Shock!!! The best man finally emailed Barry about the stag! It's about bloody time!

On another note, we had our pre-wedding photos taken yesterday in the howling gale. The winds were so strong they closed the Tay Bridge so we had to go the long way round, so what should have been a 30 mile journey became a 70 mile journey! Anyway there's a preview of the pics on my facebook if anyone wants a nosy https://www.facebook.com/profile.php?id=1151901780


----------



## marley2580

You know I'm sitting here and I've realised I've not really done anything about the wedding for a while. But I'm wracking my brains to try and think of what else is needing done. Have I just been super organised or am I forgetting things???


----------



## morri

You are probably very well organised ^^. Have you got a check list^^? IF not write one and see if you forgot anything on it^^


----------



## Tiff

marley2580 said:


> You know I'm sitting here and I've realised I've not really done anything about the wedding for a while. But I'm wracking my brains to try and think of what else is needing done. Have I just been super organised or am I forgetting things???

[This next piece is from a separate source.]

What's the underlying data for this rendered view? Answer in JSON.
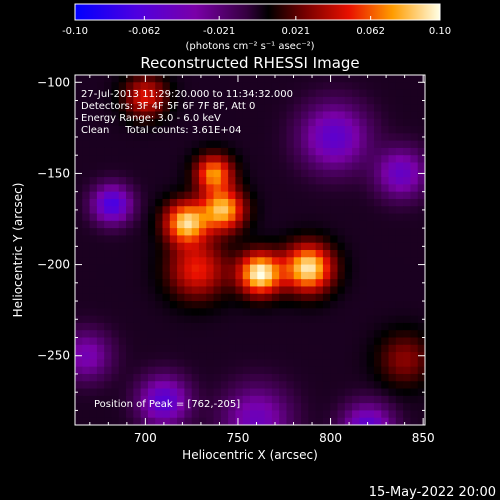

This is my fear too!!! :haha: I agree with Morri, a checklist would be helpful!


----------



## honeybee2

put in the money asap- ive done this before and paid it all back in. xx


----------



## marley2580

More photos from the pre-wedding shoot are on my facebook. I think this one is my fave, with this a close second


----------



## Mynx

Aww lovely piccies hun! :cloud9:


----------



## morri

Gorgeous photography :)


----------



## honeybee2

love the pics xx


----------



## Tiff

Love it!!! I tried to look at your first link but it just brought me to your page, not the pictures. :mrgreen:

We're getting closer to the 3 month mark! :dance:


----------



## marley2580

Tiff, you've got to add me on FB to see them. 

I've got them all and have posted them on my FB now, I totally love them


----------



## marley2580

Well, after all my moaning about having nothing to do, suddenly I have a to do list as long as my arm. The more urgent ones include going to the registrars to get the licence application forms now we're past the 3 month mark, calling the dressmaker to organise my first fitting and starting to buy wine for the meal.

On another note, a friend called me yesterday asking if I was still looking for £1 notes as she'd been given £100 work of them! My original favour idea was £1 notes, but we couldn't get them, now we're able to do it after all.


----------



## Arcanegirl

Ohh theyre still in circulation?


----------



## marley2580

Apparently the banks aren't meant to give them out, but this bank did


----------



## marley2580

FFS, Barry's brother STILL hasn't been in touch about organising a flipping stag do. It looks like that's another bloody thing I'm going to have to deal with then...

On another note - 1st dress fitting a week on sun! Shame Barry's moaning as it'll inconvenience him!:dohh:


----------



## Tiff

So exciting! I won't have my first dress fitting until mid next month. :( Want it NOOOOOW!!!!!


----------



## marley2580

Have now sorted out gifts for people and confetti!


----------